Menurut Darmin, satu koperasi dapat mengelola sekurang-kurangnya satu klaster. Dengan sistem klaster, lahan dikelola secara berkelompok dengan satu jenis komoditas unggulan tertentu, misalnya sengon dan jagung. Dengan sistem ini, usaha tani diharapkan dapat memiliki daya saing, mencapai skala ekonomi, dan produktivitas yang cukup.

 

“Satu klaster bisa saja terdiri dari dua atau tiga desa, tergantung dari luas lahan yang ada serta jumlah petani yang tinggal di desa-desa tersebut,” sambung Darmin.

 

Dengan sistem klaster, lanjut Darmin, transformasi sistem pertanian yang bersifat subsisten akan bertransformasi menuju pertanian yang bersifat komersial.
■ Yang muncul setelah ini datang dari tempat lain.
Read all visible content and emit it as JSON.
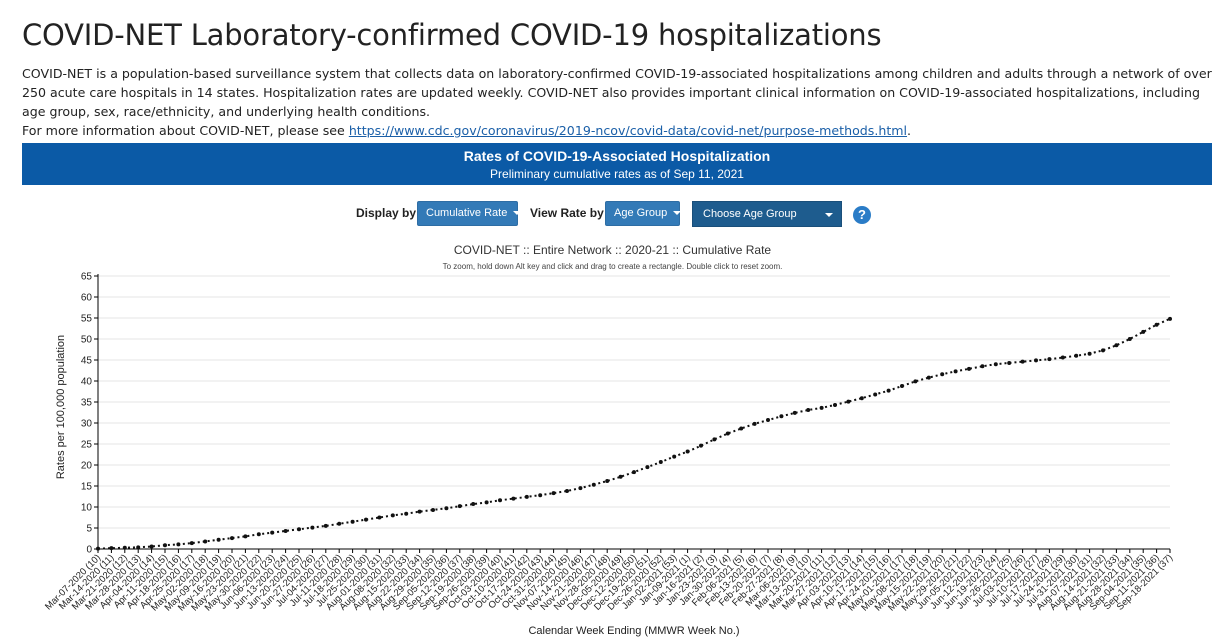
{
  "header": {
    "title": "COVID-NET Laboratory-confirmed COVID-19 hospitalizations",
    "description": "COVID-NET is a population-based surveillance system that collects data on laboratory-confirmed COVID-19-associated hospitalizations among children and adults through a network of over 250 acute care hospitals in 14 states. Hospitalization rates are updated weekly. COVID-NET also provides important clinical information on COVID-19-associated hospitalizations, including age group, sex, race/ethnicity, and underlying health conditions.",
    "more_info_prefix": "For more information about COVID-NET, please see ",
    "more_info_link": "https://www.cdc.gov/coronavirus/2019-ncov/covid-data/covid-net/purpose-methods.html",
    "more_info_suffix": "."
  },
  "banner": {
    "title": "Rates of COVID-19-Associated Hospitalization",
    "subtitle": "Preliminary cumulative rates as of Sep 11, 2021",
    "background": "#0b5aa6"
  },
  "controls": {
    "display_by_label": "Display by",
    "display_by_value": "Cumulative Rate",
    "view_rate_by_label": "View Rate by",
    "view_rate_by_value": "Age Group",
    "age_group_select": "Choose Age Group",
    "help_icon": "question-circle-icon",
    "help_glyph": "?"
  },
  "chart_data": {
    "type": "line",
    "title": "COVID-NET :: Entire Network :: 2020-21 :: Cumulative Rate",
    "note": "To zoom, hold down Alt key and click and drag to create a rectangle. Double click to reset zoom.",
    "xlabel": "Calendar Week Ending (MMWR Week No.)",
    "ylabel": "Rates per 100,000 population",
    "ylim": [
      0,
      65
    ],
    "yticks": [
      0,
      5,
      10,
      15,
      20,
      25,
      30,
      35,
      40,
      45,
      50,
      55,
      60,
      65
    ],
    "grid": true,
    "line_style": "dotted with point markers",
    "color": "#111111",
    "x": [
      "Mar-07-2020 (10)",
      "Mar-14-2020 (11)",
      "Mar-21-2020 (12)",
      "Mar-28-2020 (13)",
      "Apr-04-2020 (14)",
      "Apr-11-2020 (15)",
      "Apr-18-2020 (16)",
      "Apr-25-2020 (17)",
      "May-02-2020 (18)",
      "May-09-2020 (19)",
      "May-16-2020 (20)",
      "May-23-2020 (21)",
      "May-30-2020 (22)",
      "Jun-06-2020 (23)",
      "Jun-13-2020 (24)",
      "Jun-20-2020 (25)",
      "Jun-27-2020 (26)",
      "Jul-04-2020 (27)",
      "Jul-11-2020 (28)",
      "Jul-18-2020 (29)",
      "Jul-25-2020 (30)",
      "Aug-01-2020 (31)",
      "Aug-08-2020 (32)",
      "Aug-15-2020 (33)",
      "Aug-22-2020 (34)",
      "Aug-29-2020 (35)",
      "Sep-05-2020 (36)",
      "Sep-12-2020 (37)",
      "Sep-19-2020 (38)",
      "Sep-26-2020 (39)",
      "Oct-03-2020 (40)",
      "Oct-10-2020 (41)",
      "Oct-17-2020 (42)",
      "Oct-24-2020 (43)",
      "Oct-31-2020 (44)",
      "Nov-07-2020 (45)",
      "Nov-14-2020 (46)",
      "Nov-21-2020 (47)",
      "Nov-28-2020 (48)",
      "Dec-05-2020 (49)",
      "Dec-12-2020 (50)",
      "Dec-19-2020 (51)",
      "Dec-26-2020 (52)",
      "Jan-02-2021 (53)",
      "Jan-09-2021 (1)",
      "Jan-16-2021 (2)",
      "Jan-23-2021 (3)",
      "Jan-30-2021 (4)",
      "Feb-06-2021 (5)",
      "Feb-13-2021 (6)",
      "Feb-20-2021 (7)",
      "Feb-27-2021 (8)",
      "Mar-06-2021 (9)",
      "Mar-13-2021 (10)",
      "Mar-20-2021 (11)",
      "Mar-27-2021 (12)",
      "Apr-03-2021 (13)",
      "Apr-10-2021 (14)",
      "Apr-17-2021 (15)",
      "Apr-24-2021 (16)",
      "May-01-2021 (17)",
      "May-08-2021 (18)",
      "May-15-2021 (19)",
      "May-22-2021 (20)",
      "May-29-2021 (21)",
      "Jun-05-2021 (22)",
      "Jun-12-2021 (23)",
      "Jun-19-2021 (24)",
      "Jun-26-2021 (25)",
      "Jul-03-2021 (26)",
      "Jul-10-2021 (27)",
      "Jul-17-2021 (28)",
      "Jul-24-2021 (29)",
      "Jul-31-2021 (30)",
      "Aug-07-2021 (31)",
      "Aug-14-2021 (32)",
      "Aug-21-2021 (33)",
      "Aug-28-2021 (34)",
      "Sep-04-2021 (35)",
      "Sep-11-2021 (36)",
      "Sep-18-2021 (37)"
    ],
    "y": [
      0.1,
      0.2,
      0.3,
      0.4,
      0.6,
      0.9,
      1.1,
      1.4,
      1.8,
      2.2,
      2.6,
      3.0,
      3.5,
      3.9,
      4.3,
      4.7,
      5.1,
      5.5,
      6.0,
      6.5,
      7.0,
      7.5,
      8.0,
      8.4,
      8.9,
      9.3,
      9.7,
      10.2,
      10.7,
      11.1,
      11.6,
      12.0,
      12.4,
      12.8,
      13.3,
      13.8,
      14.5,
      15.3,
      16.2,
      17.2,
      18.3,
      19.5,
      20.7,
      22.0,
      23.2,
      24.6,
      26.1,
      27.5,
      28.7,
      29.8,
      30.7,
      31.6,
      32.4,
      33.1,
      33.6,
      34.3,
      35.1,
      35.9,
      36.8,
      37.7,
      38.8,
      39.9,
      40.8,
      41.6,
      42.3,
      42.9,
      43.5,
      44.0,
      44.3,
      44.6,
      44.9,
      45.2,
      45.6,
      46.0,
      46.5,
      47.3,
      48.5,
      50.0,
      51.7,
      53.4,
      54.8
    ]
  }
}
Selain itu, hal ini juga akan menjadikan pemilihan tanaman budidaya serta pengelolaan hasil panen akan menjadi lebih baik.

 

Di samping layak untuk mendapatkan hak milik tanah objek Reforma Agraria ataupun izin pengelolaan Perhutanan Sosial, Menko Perekonomian Darmin Nasution mengemukakan, koperasi akan mendapatkan bantuan berupa sarana produksi pertanian, bibit unggul, dan penyediaan fasilitas pasca panen seperti pengering ataupun gudang.

 

Selain itu, lanjut Darmin, koperasi juga dapat memperoleh fasilitas penyediaan Kredit Usaha Rakyat (KUR) dari Bank BUMN dan mendapatkan jaminan pemasaran untuk hasil produksinya. “Pemerintah akan menugaskan BUMN dan perusahaan besar untuk menjadi avalis dan offtaker serta memberikan pendampingan,” ujar Darmin.

 

Untuk menjamin kelangsungan pendapatan petani atau penggarap dari waktu ke waktu, Pemerintah merancang komposisi pemanfaatan lahan yang ideal. “Sehingga dalam waktu yang bersamaan, petani dapat menanam jenis tanaman tahunan, seperti tanaman kopi dan karet, serta tanaman musiman, seperti nanas dan jagung,” terang Menko Perekonomian.

 

Sementara itu, untuk menjaga kecukupan pendapatan petani atau penggarap, Pemerintah merancang komposisi bagi-hasil yang adil sehingga keuntungan hasil pengelolaan budidaya lebih banyak dinikmati oleh petani.

 

Diakui Menko Perekoomian, petani memiliki tingkat kesejahteraan yang relatif kecil, transformasi subsistence farmer dengan metode klaster perlu dilakukan agar kesejahteraan petani dapat meningkat.

 

“Dengan mendorong petani membentuk klaster dan membangun sarana pendukung dengan bantuan dana desa, maka kesejahteraan petani bisa lebih ditingkatkan,” pungkas Darmin.